Dal punto di vista storico il legno lamellare  nasce con l’intenzione di superare i limiti  dimensionali del tondame dal quale si ricavano le travature.
Da un solo fusto è infatti impossibile ottenere elementi di sezione e lunghezza necessarie a consentire la copertura di luci libere di 20-30 metri.

Storicamente la realizzazione delle prime travi composte più o meno effettivamente collaboranti, avvenne tramite giunzioni a dente di sega, soluzione, la cui prima intuizione risale a Leonardo.

Un secondo problema fu affrontato per la prima volta, a memoria, nel XVI secolo, quando si sviluppò nei costruttori l’idea di utilizzare il legno mediante assemblaggio di varie parti per ottenere centine ed archi. Il primo tentativo concreto a cui si sappia dare paternità è stato quello di Philibert Delorme in Francia, il quale riuniva mediante chiodatura più tavole in strati sovrapposti dando approssimativamente la forma dell’arco voluto, quindi profilando con una sega l’estradosso.

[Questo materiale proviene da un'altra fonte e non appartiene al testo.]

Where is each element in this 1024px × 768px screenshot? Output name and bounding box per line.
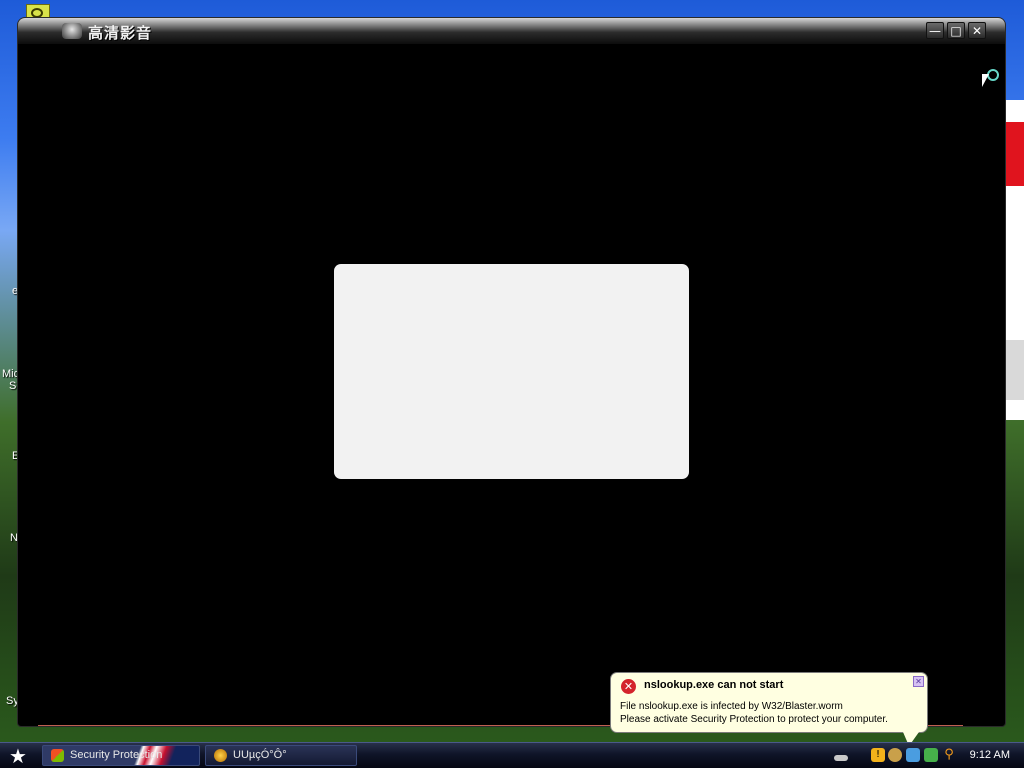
minimize-button[interactable]: — <box>926 22 944 39</box>
video-placeholder[interactable] <box>334 264 689 479</box>
app-icon <box>214 749 227 762</box>
taskbar-button-security-protection[interactable]: Security Protection <box>42 745 200 766</box>
background-window-header <box>1003 122 1024 186</box>
start-button[interactable]: ★ <box>6 745 30 767</box>
desktop: e Mic Sl E N Sy 高清影音 — □ ✕ ✕ nslookup.ex… <box>0 0 1024 768</box>
close-button[interactable]: ✕ <box>968 22 986 39</box>
keyboard-icon[interactable] <box>834 755 848 761</box>
network-icon[interactable] <box>924 748 938 762</box>
taskbar-button-label: Security Protection <box>70 749 163 761</box>
mouse-cursor-icon <box>982 74 989 87</box>
background-window[interactable] <box>1003 100 1024 420</box>
clock[interactable]: 9:12 AM <box>970 745 1010 766</box>
warning-shield-icon[interactable]: ! <box>871 748 885 762</box>
window-title: 高清影音 <box>88 25 153 42</box>
security-shield-icon[interactable] <box>906 748 920 762</box>
app-logo-icon <box>62 23 82 39</box>
close-icon[interactable]: ✕ <box>913 676 924 687</box>
notification-balloon[interactable]: ✕ nslookup.exe can not start ✕ File nslo… <box>610 672 928 733</box>
taskbar-button-label: UUµçÓ°Ô° <box>233 749 287 761</box>
balloon-message-line: File nslookup.exe is infected by W32/Bla… <box>620 701 843 712</box>
shield-icon <box>51 749 64 762</box>
search-icon[interactable]: ⚲ <box>942 748 956 762</box>
video-player-window: 高清影音 — □ ✕ <box>17 17 1006 727</box>
balloon-message-line: Please activate Security Protection to p… <box>620 714 888 725</box>
taskbar-button-app[interactable]: UUµçÓ°Ô° <box>205 745 357 766</box>
taskbar: ★ Security Protection UUµçÓ°Ô° ! ⚲ 9:12 … <box>0 742 1024 768</box>
system-tray: ! ⚲ 9:12 AM <box>828 745 1024 766</box>
error-icon: ✕ <box>621 679 636 694</box>
update-icon[interactable] <box>888 748 902 762</box>
background-window-panel <box>1003 340 1024 400</box>
balloon-title: nslookup.exe can not start <box>644 679 784 691</box>
title-bar[interactable]: 高清影音 — □ ✕ <box>18 18 1005 44</box>
maximize-button[interactable]: □ <box>947 22 965 39</box>
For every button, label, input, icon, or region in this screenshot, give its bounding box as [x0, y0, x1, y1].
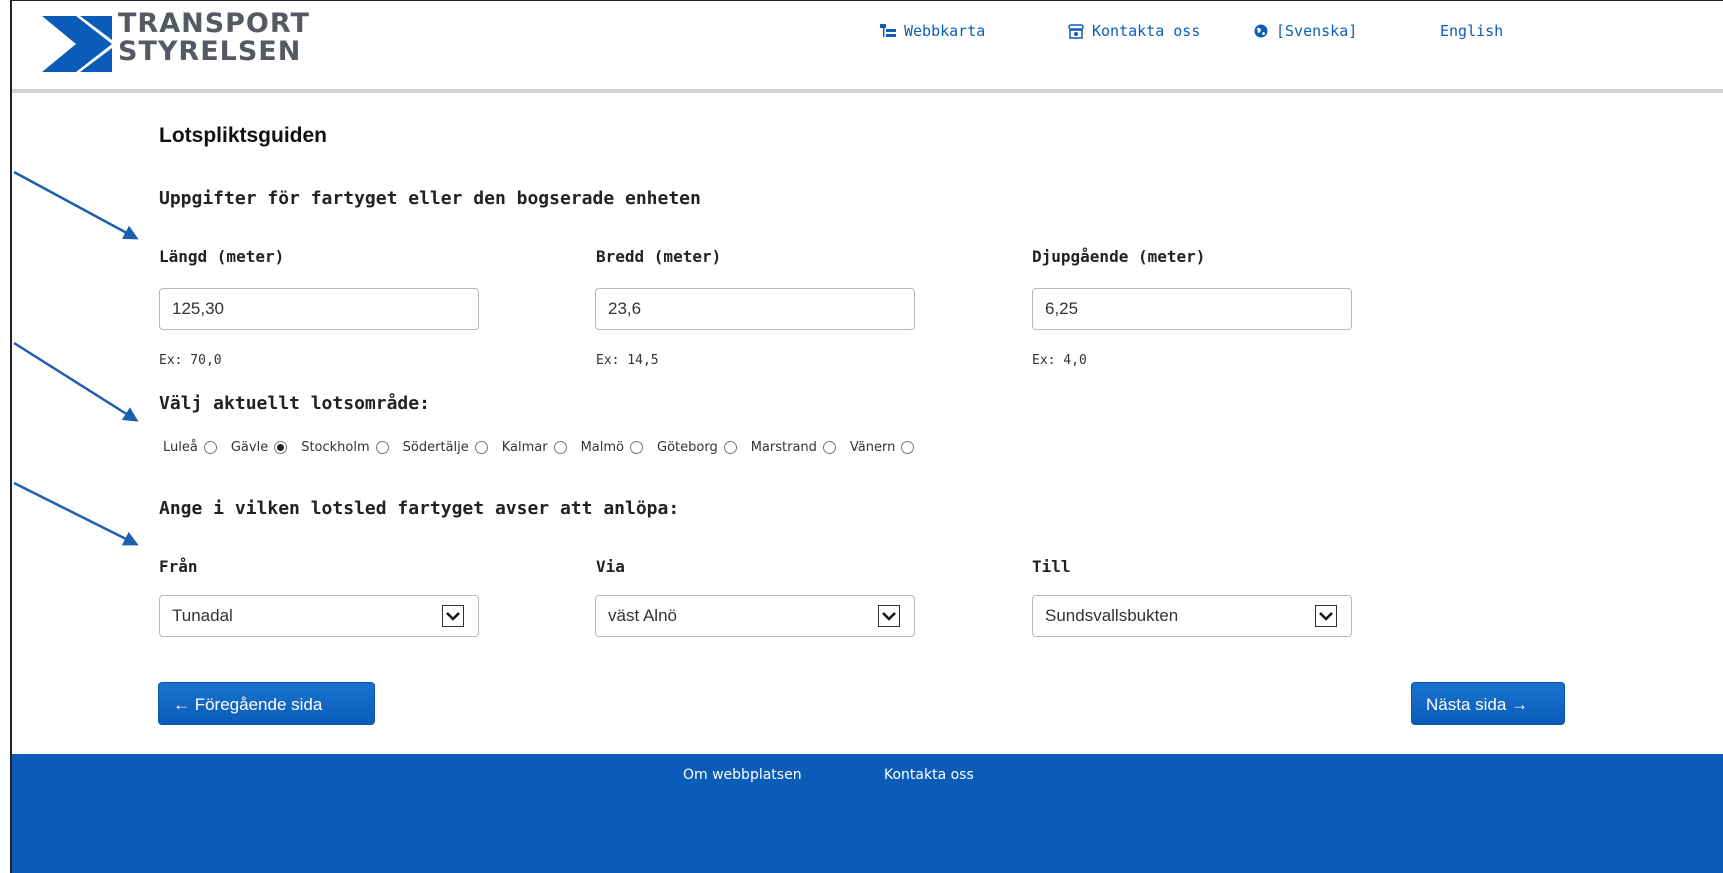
- radio-label: Kalmar: [501, 440, 548, 455]
- radio-button[interactable]: [553, 441, 567, 454]
- english-link[interactable]: English: [1440, 22, 1503, 40]
- radio-label: Södertälje: [402, 440, 469, 455]
- draft-label: Djupgående (meter): [1032, 247, 1206, 266]
- sitemap-link[interactable]: Webbkarta: [880, 22, 985, 40]
- radio-stockholm[interactable]: Stockholm: [301, 440, 389, 455]
- annotation-arrows: [13, 170, 139, 546]
- next-page-button[interactable]: Nästa sida →: [1411, 682, 1565, 725]
- area-section-heading: Välj aktuellt lotsområde:: [159, 393, 430, 414]
- draft-hint: Ex: 4,0: [1032, 353, 1087, 368]
- width-hint: Ex: 14,5: [596, 353, 659, 368]
- chevron-down-icon[interactable]: [1315, 605, 1337, 627]
- radio-goteborg[interactable]: Göteborg: [657, 440, 737, 455]
- radio-label: Luleå: [163, 440, 198, 455]
- radio-marstrand[interactable]: Marstrand: [751, 440, 836, 455]
- route-section-heading: Ange i vilken lotsled fartyget avser att…: [159, 498, 680, 519]
- radio-label: Göteborg: [657, 440, 718, 455]
- radio-gavle[interactable]: Gävle: [230, 440, 288, 455]
- to-select[interactable]: Sundsvallsbukten: [1032, 595, 1352, 637]
- page-title: Lotspliktsguiden: [159, 124, 327, 147]
- radio-button[interactable]: [723, 441, 737, 454]
- from-label: Från: [159, 557, 198, 576]
- radio-vanern[interactable]: Vänern: [849, 440, 915, 455]
- svenska-link[interactable]: [Svenska]: [1254, 22, 1357, 40]
- radio-label: Malmö: [580, 440, 625, 455]
- radio-button-selected[interactable]: [274, 441, 288, 454]
- radio-label: Vänern: [849, 440, 896, 455]
- header-divider: [12, 89, 1723, 93]
- annotation-arrow-3: [13, 481, 139, 546]
- length-label: Längd (meter): [159, 247, 285, 266]
- radio-kalmar[interactable]: Kalmar: [502, 440, 567, 455]
- contact-link[interactable]: Kontakta oss: [1068, 22, 1200, 40]
- radio-button[interactable]: [630, 441, 644, 454]
- to-label: Till: [1032, 557, 1071, 576]
- via-select-value: väst Alnö: [608, 606, 677, 625]
- via-label: Via: [596, 557, 625, 576]
- via-select[interactable]: väst Alnö: [595, 595, 915, 637]
- annotation-arrow-1: [13, 170, 139, 240]
- radio-label: Stockholm: [301, 440, 370, 455]
- footer-about-link[interactable]: Om webbplatsen: [683, 767, 802, 783]
- radio-button[interactable]: [822, 441, 836, 454]
- radio-sodertalje[interactable]: Södertälje: [403, 440, 488, 455]
- from-select[interactable]: Tunadal: [159, 595, 479, 637]
- radio-label: Marstrand: [750, 440, 817, 455]
- radio-button[interactable]: [901, 441, 915, 454]
- vessel-section-heading: Uppgifter för fartyget eller den bogsera…: [159, 188, 701, 209]
- length-hint: Ex: 70,0: [159, 353, 222, 368]
- svenska-link-label: [Svenska]: [1276, 22, 1358, 40]
- footer-contact-link[interactable]: Kontakta oss: [884, 767, 974, 783]
- width-label: Bredd (meter): [596, 247, 722, 266]
- to-select-value: Sundsvallsbukten: [1045, 606, 1179, 625]
- sitemap-icon: [880, 24, 896, 37]
- previous-page-button[interactable]: ← Föregående sida: [158, 682, 375, 725]
- draft-input[interactable]: 6,25: [1032, 288, 1352, 330]
- from-select-value: Tunadal: [172, 606, 233, 625]
- radio-button[interactable]: [203, 441, 217, 454]
- pilot-area-radio-group: Luleå Gävle Stockholm Södertälje Kalmar …: [163, 440, 928, 455]
- sitemap-link-label: Webbkarta: [904, 22, 986, 40]
- length-input[interactable]: 125,30: [159, 288, 479, 330]
- phone-icon: [1068, 23, 1084, 39]
- chevron-down-icon[interactable]: [442, 605, 464, 627]
- chevron-down-icon[interactable]: [878, 605, 900, 627]
- annotation-arrow-2: [13, 341, 139, 422]
- radio-button[interactable]: [474, 441, 488, 454]
- radio-lulea[interactable]: Luleå: [163, 440, 217, 455]
- radio-label: Gävle: [230, 440, 269, 455]
- english-link-label: English: [1440, 22, 1504, 40]
- radio-malmo[interactable]: Malmö: [580, 440, 644, 455]
- width-input[interactable]: 23,6: [595, 288, 915, 330]
- radio-button[interactable]: [375, 441, 389, 454]
- globe-icon: [1254, 24, 1268, 38]
- contact-link-label: Kontakta oss: [1092, 22, 1201, 40]
- footer: [12, 754, 1723, 873]
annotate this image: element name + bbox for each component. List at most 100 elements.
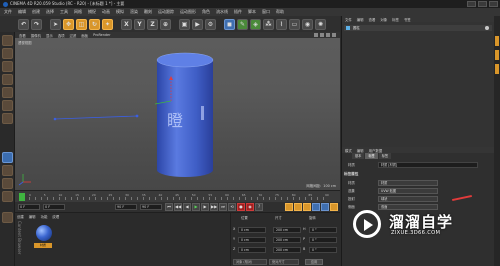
rotate-tool-icon[interactable]: ↻ [89, 18, 100, 30]
axis-gizmo[interactable] [53, 76, 173, 121]
attr-menu-item[interactable]: 编辑 [357, 148, 364, 153]
object-axis-icon[interactable] [2, 152, 13, 163]
key-scale-icon[interactable] [294, 203, 302, 211]
scale-tool-icon[interactable]: ◫ [76, 18, 87, 30]
pan-icon[interactable] [314, 33, 318, 37]
menu-item[interactable]: 编辑 [18, 9, 26, 15]
om-menu-item[interactable]: 查看 [369, 17, 376, 22]
menu-item[interactable]: 雕刻 [144, 9, 152, 15]
array-icon[interactable]: ⁂ [263, 18, 274, 30]
spline-pen-icon[interactable]: ✎ [237, 18, 248, 30]
render-region-icon[interactable]: ▣ [179, 18, 190, 30]
position-y-field[interactable]: 0 cm [238, 237, 266, 243]
size-x-field[interactable]: 200 cm [273, 227, 301, 233]
loop-icon[interactable]: ⟲ [228, 203, 236, 211]
undo-icon[interactable]: ↶ [18, 18, 29, 30]
content-browser-tab[interactable]: Content Browser [17, 221, 22, 254]
redo-icon[interactable]: ↷ [31, 18, 42, 30]
end-frame-field[interactable]: 90 F [115, 204, 137, 210]
om-menu-item[interactable]: 书签 [404, 17, 411, 22]
camera-icon[interactable]: ◉ [302, 18, 313, 30]
start-frame-field[interactable]: 0 F [43, 204, 65, 210]
points-mode-icon[interactable] [2, 87, 13, 98]
menu-item[interactable]: 脚本 [248, 9, 256, 15]
menu-item[interactable]: 工具 [60, 9, 68, 15]
side-tab-objects[interactable] [495, 36, 499, 46]
rotation-b-field[interactable]: 0 ° [309, 247, 337, 253]
material-preview-ball[interactable] [36, 225, 52, 241]
material-menu-item[interactable]: 功能 [41, 214, 48, 219]
menu-item[interactable]: 选择 [46, 9, 54, 15]
cylinder-object[interactable]: 瞪 [156, 52, 214, 177]
render-settings-icon[interactable]: ⚙ [205, 18, 216, 30]
attr-tab-tag[interactable]: 标签 [365, 153, 378, 159]
model-mode-icon[interactable] [2, 48, 13, 59]
om-menu-item[interactable]: 对象 [380, 17, 387, 22]
attr-menu-item[interactable]: 模式 [345, 148, 352, 153]
attr-menu-item[interactable]: 用户数据 [369, 148, 383, 153]
coordinate-system-icon[interactable]: ⊕ [160, 18, 171, 30]
material-menu-item[interactable]: 编辑 [29, 214, 36, 219]
viewport-menu-item[interactable]: 摄像机 [31, 33, 41, 38]
snap-icon[interactable] [2, 178, 13, 189]
material-menu-item[interactable]: 创建 [17, 214, 24, 219]
recent-tool-icon[interactable]: ✦ [102, 18, 113, 30]
go-to-end-icon[interactable]: ⏭ [219, 203, 227, 211]
move-tool-icon[interactable]: ✥ [63, 18, 74, 30]
minimize-button[interactable] [467, 1, 476, 7]
polygons-mode-icon[interactable] [2, 113, 13, 124]
key-rotation-icon[interactable] [303, 203, 311, 211]
make-editable-icon[interactable] [2, 35, 13, 46]
menu-item[interactable]: 角色 [202, 9, 210, 15]
menu-item[interactable]: 模拟 [116, 9, 124, 15]
play-icon[interactable]: ▶ [192, 203, 200, 211]
tweak-mode-icon[interactable] [2, 165, 13, 176]
menu-item[interactable]: 创建 [32, 9, 40, 15]
render-view-icon[interactable]: ▶ [192, 18, 203, 30]
side-tab-layers[interactable] [495, 64, 499, 74]
timeline[interactable]: 0 5 10 15 20 25 30 35 40 45 50 55 60 65 … [15, 190, 340, 202]
x-axis-lock-button[interactable]: X [121, 18, 132, 30]
next-frame-icon[interactable]: ▶ [201, 203, 209, 211]
close-button[interactable] [489, 1, 498, 7]
orbit-icon[interactable] [326, 33, 330, 37]
viewport-menu-item[interactable]: ProRender [93, 33, 110, 37]
viewport-menu-item[interactable]: 查看 [19, 33, 26, 38]
selection-field[interactable]: UVW 贴图 [378, 188, 438, 194]
position-z-field[interactable]: 0 cm [238, 247, 266, 253]
size-mode-dropdown[interactable]: 绝对尺寸 [269, 259, 299, 265]
cube-icon[interactable]: ◼ [224, 18, 235, 30]
menu-item[interactable]: 运动跟踪 [158, 9, 174, 15]
next-key-icon[interactable]: ▶▶ [210, 203, 218, 211]
position-x-field[interactable]: 0 cm [238, 227, 266, 233]
om-menu-item[interactable]: 编辑 [357, 17, 364, 22]
menu-item[interactable]: 帮助 [276, 9, 284, 15]
prev-frame-icon[interactable]: ◀ [183, 203, 191, 211]
side-tab-content[interactable] [495, 50, 499, 60]
apply-button[interactable]: 应用 [305, 259, 323, 265]
key-param-icon[interactable] [312, 203, 320, 211]
prev-key-icon[interactable]: ◀◀ [174, 203, 182, 211]
viewport-menu-item[interactable]: 选项 [58, 33, 65, 38]
viewport-menu-item[interactable]: 显示 [46, 33, 53, 38]
key-pla-icon[interactable] [321, 203, 329, 211]
menu-item[interactable]: 网格 [74, 9, 82, 15]
lock-workplane-icon[interactable] [2, 212, 13, 223]
key-position-icon[interactable] [285, 203, 293, 211]
preview-end-field[interactable]: 90 F [140, 204, 162, 210]
viewport-menu-item[interactable]: 过滤 [70, 33, 77, 38]
coordinate-mode-dropdown[interactable]: 对象 (相对) [233, 259, 267, 265]
toggle-views-icon[interactable] [332, 33, 336, 37]
size-y-field[interactable]: 200 cm [273, 237, 301, 243]
perspective-viewport[interactable]: 瞪 透视视图 网格间距：100 cm [15, 38, 340, 190]
size-z-field[interactable]: 200 cm [273, 247, 301, 253]
maximize-button[interactable] [478, 1, 487, 7]
attr-tab-basic[interactable]: 基本 [352, 153, 365, 159]
workplane-icon[interactable] [2, 74, 13, 85]
menu-item[interactable]: 插件 [234, 9, 242, 15]
floor-icon[interactable]: ▭ [289, 18, 300, 30]
record-icon[interactable]: ● [237, 203, 245, 211]
zoom-icon[interactable] [320, 33, 324, 37]
attr-tab-tag-2[interactable]: 标签 [378, 153, 392, 159]
menu-item[interactable]: 窗口 [262, 9, 270, 15]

Il passo successivo è stato compiuto da Emy nel 1823, realizzando archi mediante chiodatura di tavole unite in pacchi con bulloni passanti. In seguito, prima Migneron e poi Wiebeking, misero a punto un sistema che prevedeva un arco con lamelle formate da travi curvate a freddo e tenute a pressione da staffe metalliche, ma a differenza del francese Migneron, nel sistema ideato da Wiebeking, il bloccaggio delle travi era assicurato da biette in legno che assorbivano le possibili tensioni di scorrimento.

Infine, nel 1905, con lo sviluppo dei collanti, Hetzer iniziò ad applicare la tecnica che ha portato alle attuali strutture  in legno lamellare incollato.